Modélisation océanique
© Inria / Photo N.Hairon

Comprendre les dynamiques marines avec plus de précision

Ces modèles ont progressivement permis d'aborder des questions de plus en plus spécialisées, de la prédiction fine des courants marins et de la température de l’eau à courte échéance, à la compréhension de la turbulence océanique, en passant par la montée du niveau de la mer ou le devenir du Gulf Stream

L’équipe-projet AIRSEA (Centre Inria de l’Université Grenoble-Alpes) développe notamment des outils pour accroître les savoir-faire de ces modèles numériques. 

Verbatim

L’idée, c’est d’être capable d’adapter un modèle généraliste, de lui donner des capacités supplémentaires, pour lui permettre de se pencher sur des problématiques particulières.

Auteur

Éric Blayo

Poste

enseignant-chercheur en mathématiques appliquées à l’Université Grenoble Alpes, membre de l'équipe AIRSEA au Laboratoire Jean Kuntzmann (LJK)

Suivre un iceberg à la dérive grâce au raffinement de maillage

C’est le cas, par exemple, avec le logiciel AGRIF, développé par Laurent Debreu au sein de l’équipe-projet.

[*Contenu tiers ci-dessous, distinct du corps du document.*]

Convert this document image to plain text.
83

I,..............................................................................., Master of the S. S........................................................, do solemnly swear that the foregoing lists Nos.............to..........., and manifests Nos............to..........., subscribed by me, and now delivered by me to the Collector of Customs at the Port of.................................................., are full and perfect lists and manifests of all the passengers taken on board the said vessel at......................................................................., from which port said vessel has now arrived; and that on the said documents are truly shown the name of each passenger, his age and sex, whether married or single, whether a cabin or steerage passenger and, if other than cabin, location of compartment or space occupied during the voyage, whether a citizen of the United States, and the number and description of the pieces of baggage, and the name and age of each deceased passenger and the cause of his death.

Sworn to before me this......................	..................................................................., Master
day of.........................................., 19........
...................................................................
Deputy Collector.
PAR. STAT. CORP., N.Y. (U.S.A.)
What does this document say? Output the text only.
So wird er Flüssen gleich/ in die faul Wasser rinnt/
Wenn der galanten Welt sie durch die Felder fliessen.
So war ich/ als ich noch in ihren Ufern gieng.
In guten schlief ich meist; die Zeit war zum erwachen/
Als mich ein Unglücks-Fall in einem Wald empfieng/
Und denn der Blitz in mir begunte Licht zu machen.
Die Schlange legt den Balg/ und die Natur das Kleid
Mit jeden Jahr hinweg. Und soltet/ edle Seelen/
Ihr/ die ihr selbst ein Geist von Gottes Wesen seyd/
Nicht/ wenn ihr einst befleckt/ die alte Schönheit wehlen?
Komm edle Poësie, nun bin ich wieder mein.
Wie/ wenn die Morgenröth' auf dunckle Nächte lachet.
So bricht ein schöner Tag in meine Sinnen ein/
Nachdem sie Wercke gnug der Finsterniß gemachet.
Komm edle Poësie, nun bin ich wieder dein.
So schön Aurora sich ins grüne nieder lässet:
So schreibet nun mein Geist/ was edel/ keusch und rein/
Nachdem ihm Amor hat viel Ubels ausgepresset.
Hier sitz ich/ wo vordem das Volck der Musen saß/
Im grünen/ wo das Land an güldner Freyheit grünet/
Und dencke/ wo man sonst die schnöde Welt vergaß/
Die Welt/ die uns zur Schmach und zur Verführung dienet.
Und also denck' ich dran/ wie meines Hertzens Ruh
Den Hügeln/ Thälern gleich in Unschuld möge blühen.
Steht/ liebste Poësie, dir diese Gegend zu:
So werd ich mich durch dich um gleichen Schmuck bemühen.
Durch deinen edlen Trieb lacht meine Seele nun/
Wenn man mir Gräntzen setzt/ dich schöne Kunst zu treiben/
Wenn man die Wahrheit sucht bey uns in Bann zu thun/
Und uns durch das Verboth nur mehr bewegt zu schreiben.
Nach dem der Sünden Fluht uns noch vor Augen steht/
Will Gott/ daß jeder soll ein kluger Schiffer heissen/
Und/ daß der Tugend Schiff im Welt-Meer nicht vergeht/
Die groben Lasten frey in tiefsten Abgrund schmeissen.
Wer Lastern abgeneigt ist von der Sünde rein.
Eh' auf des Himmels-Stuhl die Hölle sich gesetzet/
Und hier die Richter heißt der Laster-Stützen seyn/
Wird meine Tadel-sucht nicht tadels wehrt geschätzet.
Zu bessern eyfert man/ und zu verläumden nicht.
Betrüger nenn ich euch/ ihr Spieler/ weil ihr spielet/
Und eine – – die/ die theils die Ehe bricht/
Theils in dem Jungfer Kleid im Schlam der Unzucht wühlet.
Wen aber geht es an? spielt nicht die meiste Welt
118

Cet outil de raffinement adaptatif de maillage permet ainsi à des modèles existants, de grande taille, de zoomer localement afin, par exemple, de suivre la dérive d’une nappe de pollution, d’un iceberg, ou de marchandises tombées d’un bateau.

« C’est le premier outil que nous avons développé dans cette optique de donner plus de capacités localement à des modèles. Les physiciens utilisateurs de ce modèle peuvent simplement implémenter ce logiciel sur leur système existant, et avoir ainsi localement une très haute résolution », indique Éric Blayo. AGRIF est aujourd’hui utilisé dans plusieurs modèles réalistes de simulation océanique, que ce soit en France ou à l’étranger. 

Prévoir la trajectoire des cyclones en améliorant le couplage de modèles

L’équipe-projet AIRSEA travaille également, depuis plusieurs années, à l’amélioration des méthodes de couplage entre les modèles océaniques et les modèles atmosphériques. 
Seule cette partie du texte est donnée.